Here is something for you guys to read.
So the early season in SE Minnesota just ended Sunday. There were 5 of us in our hunting party and we managed to fill our tags. I managed to connect on two nice does and a nice buck with both my 45-70 and 30-30. I knocked the first doe off her feet with the 45-70 and the Barnes 300gn TTSX for the 458 SOCOM at ~ 1750fps right behind the front legs and took off the top of the heart from ~60 yards. She never regained her feet.
The buck came shortly before close of shooting time that evening. I was sitting in a ground blind watching a doe feeding in the been field that was clearly out of range given the lighting and red-dot on the 45-70 and lamenting the poor decision to leave the 30-30 back in camp. She suddenly looks up and a big racked buck bounds into view. She breaks across the field and closes the gap with him behind her. He stops at ~100 yards and starts to feed silhouetted against the trees behind him. I line up on him with the pistol on the bog pod, try to control my shakes and let fly with another 300gn copper pill.

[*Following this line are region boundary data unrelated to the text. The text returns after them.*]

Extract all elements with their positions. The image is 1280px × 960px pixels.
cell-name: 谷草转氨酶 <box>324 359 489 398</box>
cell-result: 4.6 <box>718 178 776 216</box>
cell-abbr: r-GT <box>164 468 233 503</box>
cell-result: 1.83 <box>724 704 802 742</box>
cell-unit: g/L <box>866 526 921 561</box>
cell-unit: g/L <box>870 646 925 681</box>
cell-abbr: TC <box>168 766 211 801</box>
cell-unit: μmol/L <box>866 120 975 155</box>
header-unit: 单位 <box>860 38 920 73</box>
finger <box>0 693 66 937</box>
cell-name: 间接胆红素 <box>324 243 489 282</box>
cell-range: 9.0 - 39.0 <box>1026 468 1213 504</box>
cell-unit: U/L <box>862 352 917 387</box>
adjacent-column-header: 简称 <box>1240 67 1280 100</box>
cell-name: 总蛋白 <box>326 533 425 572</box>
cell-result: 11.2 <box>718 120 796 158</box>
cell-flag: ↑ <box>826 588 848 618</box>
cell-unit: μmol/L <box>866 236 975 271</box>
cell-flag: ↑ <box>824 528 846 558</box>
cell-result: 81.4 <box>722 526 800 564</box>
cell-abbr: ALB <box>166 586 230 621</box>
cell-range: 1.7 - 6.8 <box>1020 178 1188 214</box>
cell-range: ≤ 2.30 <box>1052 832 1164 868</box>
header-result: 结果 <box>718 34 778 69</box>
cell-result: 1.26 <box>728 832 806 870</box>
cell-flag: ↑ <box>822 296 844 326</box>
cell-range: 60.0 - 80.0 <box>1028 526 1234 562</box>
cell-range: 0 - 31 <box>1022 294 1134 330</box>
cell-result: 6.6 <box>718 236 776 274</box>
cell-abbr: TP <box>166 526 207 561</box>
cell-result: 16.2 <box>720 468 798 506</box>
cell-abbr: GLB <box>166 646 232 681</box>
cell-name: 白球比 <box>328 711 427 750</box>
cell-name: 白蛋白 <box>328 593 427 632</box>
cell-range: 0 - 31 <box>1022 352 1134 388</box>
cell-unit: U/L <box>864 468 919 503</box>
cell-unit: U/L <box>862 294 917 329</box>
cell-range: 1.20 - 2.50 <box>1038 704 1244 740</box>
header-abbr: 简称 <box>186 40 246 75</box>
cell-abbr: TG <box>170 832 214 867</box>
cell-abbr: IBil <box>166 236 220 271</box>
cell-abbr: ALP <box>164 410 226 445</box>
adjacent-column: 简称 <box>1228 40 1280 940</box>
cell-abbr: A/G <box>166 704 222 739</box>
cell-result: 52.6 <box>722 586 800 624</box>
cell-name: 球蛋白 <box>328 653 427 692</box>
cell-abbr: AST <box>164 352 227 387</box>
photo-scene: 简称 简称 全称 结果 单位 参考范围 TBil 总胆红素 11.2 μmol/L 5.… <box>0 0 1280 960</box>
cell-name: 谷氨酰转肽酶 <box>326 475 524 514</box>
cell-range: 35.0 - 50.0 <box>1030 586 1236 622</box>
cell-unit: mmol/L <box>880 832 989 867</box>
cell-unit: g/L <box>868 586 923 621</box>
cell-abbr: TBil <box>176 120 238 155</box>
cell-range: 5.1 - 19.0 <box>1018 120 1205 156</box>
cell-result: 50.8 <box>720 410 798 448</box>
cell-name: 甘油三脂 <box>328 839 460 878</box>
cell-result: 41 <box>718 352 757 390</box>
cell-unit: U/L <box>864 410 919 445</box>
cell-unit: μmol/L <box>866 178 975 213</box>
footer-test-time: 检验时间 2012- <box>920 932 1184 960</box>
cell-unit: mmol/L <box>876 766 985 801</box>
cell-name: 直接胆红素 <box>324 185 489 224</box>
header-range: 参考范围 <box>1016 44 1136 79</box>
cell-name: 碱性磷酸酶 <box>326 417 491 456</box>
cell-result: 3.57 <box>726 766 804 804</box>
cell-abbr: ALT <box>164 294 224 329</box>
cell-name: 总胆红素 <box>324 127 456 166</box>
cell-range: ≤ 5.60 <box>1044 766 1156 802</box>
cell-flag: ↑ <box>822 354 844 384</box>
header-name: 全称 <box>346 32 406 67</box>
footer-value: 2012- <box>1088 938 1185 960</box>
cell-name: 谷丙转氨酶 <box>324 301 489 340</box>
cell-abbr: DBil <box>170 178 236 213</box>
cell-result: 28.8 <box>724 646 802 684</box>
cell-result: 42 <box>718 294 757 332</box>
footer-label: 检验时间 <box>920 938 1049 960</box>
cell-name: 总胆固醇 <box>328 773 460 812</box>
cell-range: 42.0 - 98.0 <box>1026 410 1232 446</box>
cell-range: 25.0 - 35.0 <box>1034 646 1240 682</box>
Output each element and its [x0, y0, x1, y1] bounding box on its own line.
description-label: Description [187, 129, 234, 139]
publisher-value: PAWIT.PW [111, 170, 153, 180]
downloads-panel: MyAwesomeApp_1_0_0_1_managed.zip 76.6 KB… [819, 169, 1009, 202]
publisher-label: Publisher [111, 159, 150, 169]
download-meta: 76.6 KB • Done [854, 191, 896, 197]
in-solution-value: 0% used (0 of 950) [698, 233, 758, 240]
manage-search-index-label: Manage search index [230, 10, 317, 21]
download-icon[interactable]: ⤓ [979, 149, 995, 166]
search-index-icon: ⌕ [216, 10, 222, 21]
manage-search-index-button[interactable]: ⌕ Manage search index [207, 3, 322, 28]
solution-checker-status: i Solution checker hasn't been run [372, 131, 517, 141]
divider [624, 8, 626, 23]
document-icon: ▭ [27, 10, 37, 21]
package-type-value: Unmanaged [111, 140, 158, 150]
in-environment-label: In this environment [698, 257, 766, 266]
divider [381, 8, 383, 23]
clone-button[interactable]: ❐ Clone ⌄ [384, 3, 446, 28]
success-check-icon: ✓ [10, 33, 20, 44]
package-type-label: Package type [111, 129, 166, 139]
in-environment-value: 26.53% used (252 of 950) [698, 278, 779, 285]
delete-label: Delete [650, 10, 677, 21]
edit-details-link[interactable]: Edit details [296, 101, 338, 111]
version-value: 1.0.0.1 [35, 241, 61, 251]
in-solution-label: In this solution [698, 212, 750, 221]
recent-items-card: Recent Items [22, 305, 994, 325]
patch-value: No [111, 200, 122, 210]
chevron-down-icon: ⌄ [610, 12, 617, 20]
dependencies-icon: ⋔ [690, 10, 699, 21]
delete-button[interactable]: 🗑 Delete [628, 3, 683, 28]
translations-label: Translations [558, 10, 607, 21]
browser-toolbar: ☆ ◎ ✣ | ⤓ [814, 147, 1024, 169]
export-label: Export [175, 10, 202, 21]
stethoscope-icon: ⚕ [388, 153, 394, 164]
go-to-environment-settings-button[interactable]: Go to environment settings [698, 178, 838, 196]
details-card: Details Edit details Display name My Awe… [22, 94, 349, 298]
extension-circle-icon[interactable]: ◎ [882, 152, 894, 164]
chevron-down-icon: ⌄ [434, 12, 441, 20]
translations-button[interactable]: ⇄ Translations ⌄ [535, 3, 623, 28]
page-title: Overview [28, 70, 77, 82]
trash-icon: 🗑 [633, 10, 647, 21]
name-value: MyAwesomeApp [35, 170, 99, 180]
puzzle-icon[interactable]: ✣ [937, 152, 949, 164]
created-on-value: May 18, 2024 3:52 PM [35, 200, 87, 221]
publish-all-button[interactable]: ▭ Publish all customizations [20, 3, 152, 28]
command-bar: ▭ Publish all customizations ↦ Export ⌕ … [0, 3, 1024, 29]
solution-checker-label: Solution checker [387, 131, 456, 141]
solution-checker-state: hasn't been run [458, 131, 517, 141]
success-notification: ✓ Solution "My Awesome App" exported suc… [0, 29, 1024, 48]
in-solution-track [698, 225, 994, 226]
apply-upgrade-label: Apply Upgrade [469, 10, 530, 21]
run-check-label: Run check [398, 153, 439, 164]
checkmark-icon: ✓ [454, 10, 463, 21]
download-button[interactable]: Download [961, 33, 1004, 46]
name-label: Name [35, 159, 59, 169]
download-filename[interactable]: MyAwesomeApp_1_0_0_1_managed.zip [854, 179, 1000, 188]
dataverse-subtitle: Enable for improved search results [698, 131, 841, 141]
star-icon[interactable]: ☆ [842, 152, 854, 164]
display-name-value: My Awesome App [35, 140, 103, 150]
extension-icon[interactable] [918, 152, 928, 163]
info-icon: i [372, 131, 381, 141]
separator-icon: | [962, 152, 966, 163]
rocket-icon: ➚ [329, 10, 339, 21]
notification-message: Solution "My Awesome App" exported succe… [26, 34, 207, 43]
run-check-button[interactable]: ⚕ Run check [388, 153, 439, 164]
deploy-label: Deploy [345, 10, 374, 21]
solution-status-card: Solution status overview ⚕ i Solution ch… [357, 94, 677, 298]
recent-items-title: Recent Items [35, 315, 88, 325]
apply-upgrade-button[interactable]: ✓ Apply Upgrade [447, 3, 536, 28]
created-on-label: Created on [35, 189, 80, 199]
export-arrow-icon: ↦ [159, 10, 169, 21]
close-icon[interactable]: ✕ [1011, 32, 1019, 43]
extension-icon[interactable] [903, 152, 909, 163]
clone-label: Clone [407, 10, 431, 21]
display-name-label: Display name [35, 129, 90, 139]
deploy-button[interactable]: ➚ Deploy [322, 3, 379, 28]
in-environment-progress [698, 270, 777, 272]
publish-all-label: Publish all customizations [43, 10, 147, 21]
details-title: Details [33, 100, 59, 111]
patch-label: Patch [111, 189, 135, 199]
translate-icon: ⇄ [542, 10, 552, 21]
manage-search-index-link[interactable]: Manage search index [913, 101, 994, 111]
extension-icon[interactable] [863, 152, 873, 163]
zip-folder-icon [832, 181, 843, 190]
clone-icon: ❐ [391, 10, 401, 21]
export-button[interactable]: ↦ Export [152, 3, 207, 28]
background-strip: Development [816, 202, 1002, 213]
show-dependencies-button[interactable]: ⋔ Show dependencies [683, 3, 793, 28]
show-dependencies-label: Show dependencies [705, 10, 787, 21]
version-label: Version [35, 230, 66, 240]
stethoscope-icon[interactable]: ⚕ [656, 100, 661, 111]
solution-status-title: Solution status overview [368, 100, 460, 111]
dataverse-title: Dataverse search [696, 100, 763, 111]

He drops at the shot but quickly regains his feet. I reload (twice) and let fly (twice) and miss him both times. All this time, his tail is down, his hips are swaying a bit and he is looking around trying to figure out who hit him trying to horn in on his doe. About this time my father lets go with a broadside slug from ~150 yards and I see smoke/debris come of the backside of the deer, high on the back.
He finally bolts toward the woods about 50 yards from where he stood. As I'm packing up (it's well after sunset, the end of hunting for the day) I hear some cracking branches where he disappeared. Strolling over, we find him ~20 feet into the woods on his back.


I hit him ~4 inches behind the rib cage on the left and exited ~4 inches in front of the last rib on the right. He was a bit of a mess in side with stomach contents and lots of blood. My father's shot hit above the spine and passed clean through the top of his back. While I like the Sig-Sauer circle-dot, it has limited range with no magnification and that range drops rapidly with low light.

The next Friday evening found me back in the field with my 30-30 and Leopold glass having learned my lesson the week before. I was watching a doe and a couple fawns feeding in the field waiting for a buck that never showed up. About 15 min after sunset with light dropping fast I decided it was time. I lined up on a young doe at ~60 yards and let fly. the 110gn black tipped TTSX left the barrel at ~2400 fps and hit the doe right behind the left leg, crossed the chest cavity and shattered the right shoulder. She jumped, spun and made it ~20 yards before piling up just inside the trees. I didn't locate an exit hole but never found the bullet. It may have ended up back in the lungs in the gut pile.



In the end, I ended up shooting 2.5 deer out of the 5 our group took. I got extremely luck and managed to be in the right place at the right time several times.